Ultra HD, Full HD, HDR, and 4k – the notional diversity of modern digital technology can be confusing. While HD is only for "high definition" and makes it clear that the image quality in the numeric field is generally better than previous analog formats, there are now many different techniques for image representation on the market.
What does it mean that my new TV is 4k capable? How does the image differ from that of a full HD device? Justified questions, because in the subject of image quality, the resolution does not just play a role. We'll clear up. You can also see my other article about choosing better 4k television in more detail.
What is Ultra HD and The different image formats and their meanings
To understand the development of image resolution in the TV and monitor area, a look at the past and the development of the display technology is worthwhile. A tube television, which dissolves according to the so-called PAL Standard, represents its contents with 788 x 576 image points. Thus, a single image consisted of approximately 450,000 individual pixels, which were output in line with 50 frames per second. As a result, there was always a slight flickering and details disappeared especially on giant TVs in the blur of the low image resolution. Today, some screens support up to 8k resolution. This results in a resolution of 7680 x 4320 pixels or more than 33 million image dots. So if you find specific resolution labels on a device, they mean the following:
HD: The device supports an image resolution of at least 960 x 720 pixels. If the lowest resolution of the television standard High Definition television (720p) is meant, the decision is 1280 × 720 pixels.

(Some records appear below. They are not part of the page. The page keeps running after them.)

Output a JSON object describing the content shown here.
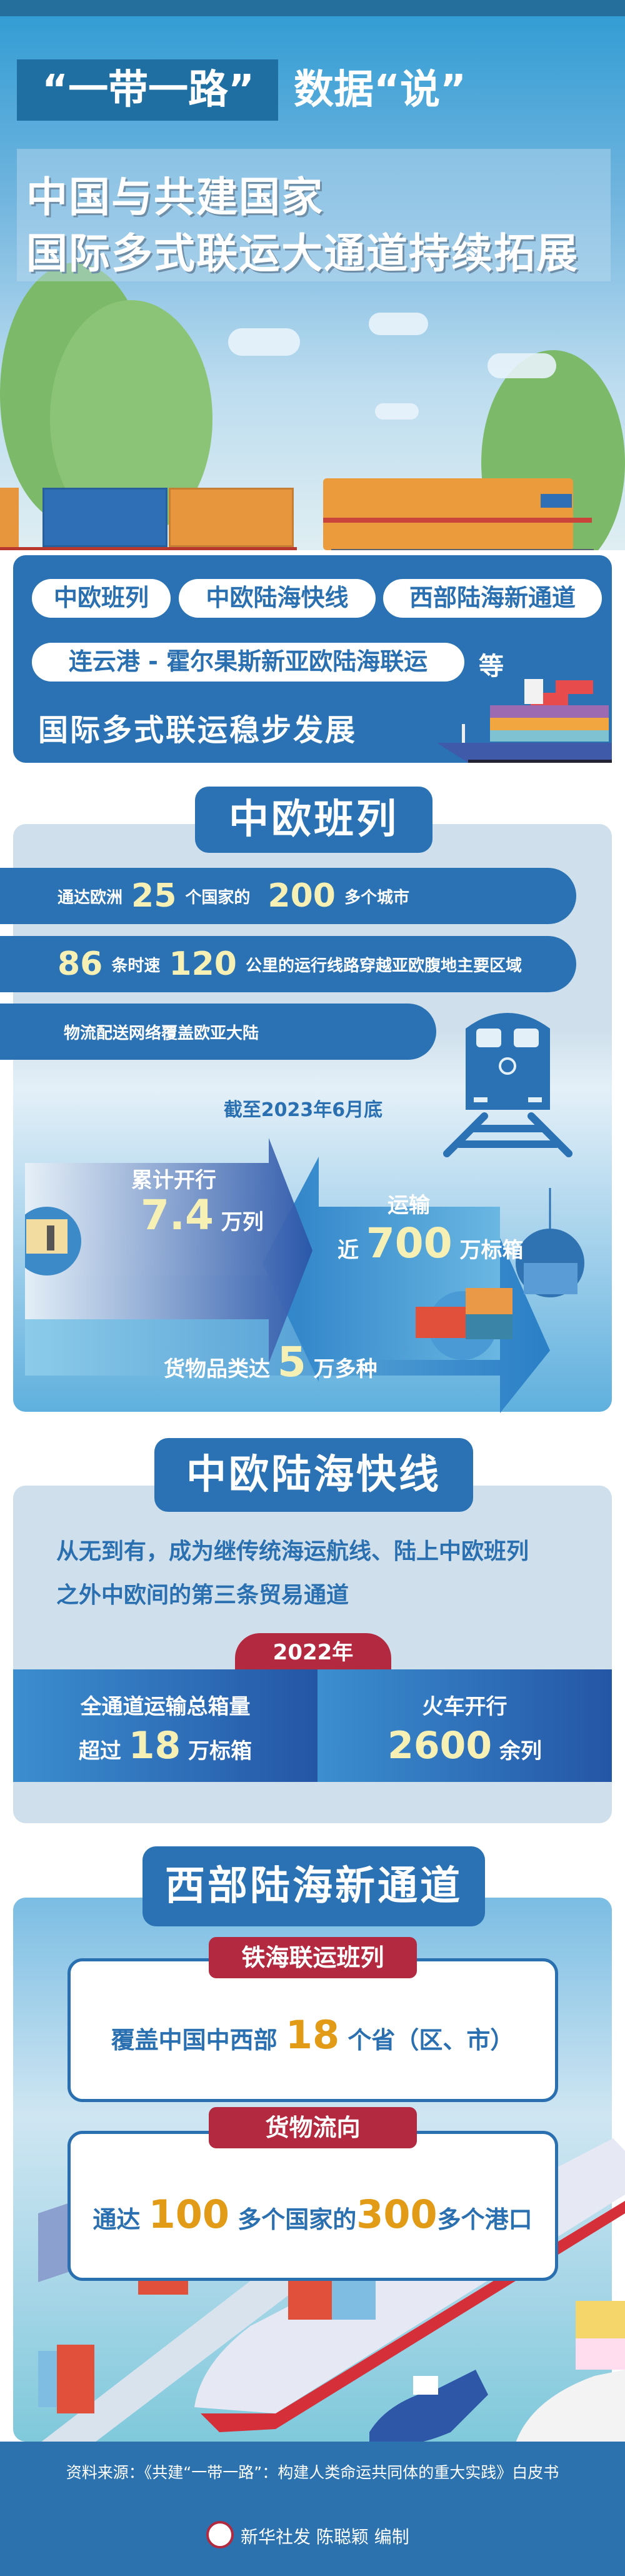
{
  "header": {
    "kicker_left": "“一带一路”",
    "kicker_right": "数据“说”",
    "title_line1": "中国与共建国家",
    "title_line2": "国际多式联运大通道持续拓展"
  },
  "intro": {
    "pills": [
      "中欧班列",
      "中欧陆海快线",
      "西部陆海新通道",
      "连云港 - 霍尔果斯新亚欧陆海联运"
    ],
    "etc": "等",
    "tagline": "国际多式联运稳步发展"
  },
  "china_europe_railway": {
    "title": "中欧班列",
    "row1": {
      "pre": "通达欧洲",
      "n1": "25",
      "mid": "个国家的",
      "n2": "200",
      "post": "多个城市"
    },
    "row2": {
      "n1": "86",
      "mid": "条时速",
      "n2": "120",
      "post": "公里的运行线路穿越亚欧腹地主要区域"
    },
    "row3": "物流配送网络覆盖欧亚大陆",
    "as_of": "截至2023年6月底",
    "stat1": {
      "label": "累计开行",
      "value": "7.4",
      "unit": "万列"
    },
    "stat2": {
      "label": "运输",
      "pre": "近",
      "value": "700",
      "unit": "万标箱"
    },
    "stat3": {
      "pre": "货物品类达",
      "value": "5",
      "unit": "万多种"
    }
  },
  "land_sea_express": {
    "title": "中欧陆海快线",
    "desc_line1": "从无到有，成为继传统海运航线、陆上中欧班列",
    "desc_line2": "之外中欧间的第三条贸易通道",
    "year": "2022年",
    "left": {
      "label": "全通道运输总箱量",
      "pre": "超过",
      "value": "18",
      "unit": "万标箱"
    },
    "right": {
      "label": "火车开行",
      "value": "2600",
      "unit": "余列"
    }
  },
  "western_corridor": {
    "title": "西部陆海新通道",
    "box1": {
      "tab": "铁海联运班列",
      "pre": "覆盖中国中西部",
      "value": "18",
      "post": "个省（区、市）"
    },
    "box2": {
      "tab": "货物流向",
      "pre": "通达",
      "n1": "100",
      "mid": "多个国家的",
      "n2": "300",
      "post": "多个港口"
    }
  },
  "footer": {
    "source": "资料来源：《共建“一带一路”：构建人类命运共同体的重大实践》白皮书",
    "credit": "新华社发 陈聪颖 编制",
    "logo_text": "新华社"
  },
  "colors": {
    "primary": "#2a72b4",
    "accent_red": "#b32a40",
    "number_yellow": "#f7f0b5",
    "number_orange": "#e29b17"
  }
}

Full HD: The device resolves with 1920 x 1080 pixels. This is the current most common standard.
UHD/UltraHD 4k: A display of 3840 x 2160 pixels is possible on the device with an aspect ratio of 16:9. The image has both horizontal and vertical double resolution like Full HD and thus about four times the image resolution. Modern devices already have this resolution, and more and more image material is offered in 4k resolution.
UHD/UltraHD 8k: The device can represent up to 7680 x 4320 pixels. This, in turn, corresponds to the four-fold image resolution of UHD 4k. Since the required Bitrate for such an image is at 24 gigabits per second, there are so far little use cases for this technique. ...
So-called curved TV's are a case in point: they have a curved screen surface and should thus involve the viewer even more in the events shown. The screen size itself is usually specified in inches. An inch is equivalent to 2.54 centimeters. A television with a capacity of 50 inches thus has a screen diagonal of 127 centimeters.